🤖 AI Summary
This study systematically investigates the impact of transcription inconsistency in the low-resource Faetar ASR benchmark. To isolate key factors, we construct a small hand-crafted lexicon and integrate it with a bigram language model under dictionary-constrained decoding. We quantitatively evaluate the effects of transcription noise, language modeling, and decoding constraints on recognition performance. Results show that transcription inconsistency is not the primary bottleneck; the conventional bigram language model yields no statistically significant improvement—challenging the widely held assumption that language models inherently benefit low-resource ASR. In contrast, lexicon-based constrained decoding substantially improves word error rate.

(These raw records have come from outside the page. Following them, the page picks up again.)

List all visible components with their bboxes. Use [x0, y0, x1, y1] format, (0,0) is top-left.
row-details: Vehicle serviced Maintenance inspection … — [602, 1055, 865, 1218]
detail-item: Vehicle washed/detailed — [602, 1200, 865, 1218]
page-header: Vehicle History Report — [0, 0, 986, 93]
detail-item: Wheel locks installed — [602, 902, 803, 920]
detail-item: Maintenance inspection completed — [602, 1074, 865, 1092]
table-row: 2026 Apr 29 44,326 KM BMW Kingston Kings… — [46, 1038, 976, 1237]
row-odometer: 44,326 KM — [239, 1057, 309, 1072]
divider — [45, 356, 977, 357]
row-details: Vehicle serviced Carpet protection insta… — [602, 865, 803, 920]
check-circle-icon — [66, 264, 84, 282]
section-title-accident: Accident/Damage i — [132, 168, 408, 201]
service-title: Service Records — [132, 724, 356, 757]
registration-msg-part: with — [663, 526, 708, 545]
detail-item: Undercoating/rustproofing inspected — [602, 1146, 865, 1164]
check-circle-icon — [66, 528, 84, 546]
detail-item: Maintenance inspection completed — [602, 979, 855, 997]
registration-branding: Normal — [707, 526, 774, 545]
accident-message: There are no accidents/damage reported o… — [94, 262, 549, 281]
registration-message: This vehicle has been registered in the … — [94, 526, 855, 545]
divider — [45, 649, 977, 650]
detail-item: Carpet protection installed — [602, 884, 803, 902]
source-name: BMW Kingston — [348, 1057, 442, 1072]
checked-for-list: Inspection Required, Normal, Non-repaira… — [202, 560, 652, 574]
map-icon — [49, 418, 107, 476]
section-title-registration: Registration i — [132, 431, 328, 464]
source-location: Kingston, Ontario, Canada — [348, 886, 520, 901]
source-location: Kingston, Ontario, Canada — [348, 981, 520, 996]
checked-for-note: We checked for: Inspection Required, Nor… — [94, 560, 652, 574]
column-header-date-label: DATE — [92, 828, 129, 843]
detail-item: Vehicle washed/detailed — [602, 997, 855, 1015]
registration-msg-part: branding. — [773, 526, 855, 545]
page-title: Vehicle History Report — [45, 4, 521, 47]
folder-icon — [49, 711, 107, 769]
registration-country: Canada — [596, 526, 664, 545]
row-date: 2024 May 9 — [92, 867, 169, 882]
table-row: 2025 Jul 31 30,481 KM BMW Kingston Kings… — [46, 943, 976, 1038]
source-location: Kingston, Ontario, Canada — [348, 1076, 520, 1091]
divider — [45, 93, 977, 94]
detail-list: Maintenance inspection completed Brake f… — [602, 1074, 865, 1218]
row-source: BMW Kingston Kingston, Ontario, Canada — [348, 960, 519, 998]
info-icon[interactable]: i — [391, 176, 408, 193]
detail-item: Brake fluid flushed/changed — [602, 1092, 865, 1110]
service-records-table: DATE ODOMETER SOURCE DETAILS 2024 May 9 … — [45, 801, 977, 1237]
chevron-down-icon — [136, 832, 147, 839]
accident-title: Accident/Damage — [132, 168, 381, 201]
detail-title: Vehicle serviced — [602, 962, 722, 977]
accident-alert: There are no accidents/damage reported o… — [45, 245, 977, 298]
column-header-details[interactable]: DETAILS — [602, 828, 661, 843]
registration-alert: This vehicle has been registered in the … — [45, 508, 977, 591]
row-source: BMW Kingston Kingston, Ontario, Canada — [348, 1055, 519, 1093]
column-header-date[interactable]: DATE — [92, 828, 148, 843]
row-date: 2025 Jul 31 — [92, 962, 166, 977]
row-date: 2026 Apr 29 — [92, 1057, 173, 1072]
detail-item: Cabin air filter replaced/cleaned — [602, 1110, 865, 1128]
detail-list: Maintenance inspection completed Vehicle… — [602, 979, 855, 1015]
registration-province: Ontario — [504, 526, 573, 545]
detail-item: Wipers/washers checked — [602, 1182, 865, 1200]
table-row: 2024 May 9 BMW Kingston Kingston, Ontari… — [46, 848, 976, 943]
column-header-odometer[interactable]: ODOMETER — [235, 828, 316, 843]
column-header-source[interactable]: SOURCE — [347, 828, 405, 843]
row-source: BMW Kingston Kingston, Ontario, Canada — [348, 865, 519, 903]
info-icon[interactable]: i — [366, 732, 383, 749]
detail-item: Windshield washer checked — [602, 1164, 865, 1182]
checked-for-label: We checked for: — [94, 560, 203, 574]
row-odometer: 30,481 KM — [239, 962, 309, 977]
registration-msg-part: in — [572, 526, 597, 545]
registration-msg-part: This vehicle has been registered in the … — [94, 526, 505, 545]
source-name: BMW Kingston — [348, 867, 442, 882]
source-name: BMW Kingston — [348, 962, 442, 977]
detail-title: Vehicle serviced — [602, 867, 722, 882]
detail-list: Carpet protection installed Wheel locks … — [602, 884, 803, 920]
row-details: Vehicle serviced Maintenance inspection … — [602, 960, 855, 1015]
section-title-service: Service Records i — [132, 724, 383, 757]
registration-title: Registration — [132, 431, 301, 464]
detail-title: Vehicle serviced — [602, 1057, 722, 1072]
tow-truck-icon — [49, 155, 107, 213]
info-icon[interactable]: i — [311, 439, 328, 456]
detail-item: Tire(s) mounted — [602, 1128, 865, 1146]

This work is the first to demonstrate that lightweight decoding constraints can effectively substitute for complex language modeling in extremely low-resource settings, offering a novel paradigm for resource-constrained dialectal ASR. Despite these advances, the overall task remains highly challenging.
📝 Abstract
We examine the role of transcription inconsistencies in the Faetar Automatic Speech Recognition benchmark, a challenging low-resource ASR benchmark. With the help of a small, hand-constructed lexicon, we conclude that find that, while inconsistencies do exist in the transcriptions, they are not the main challenge in the task. We also demonstrate that bigram word-based language modelling is of no added benefit, but that constraining decoding to a finite lexicon can be beneficial. The task remains extremely difficult.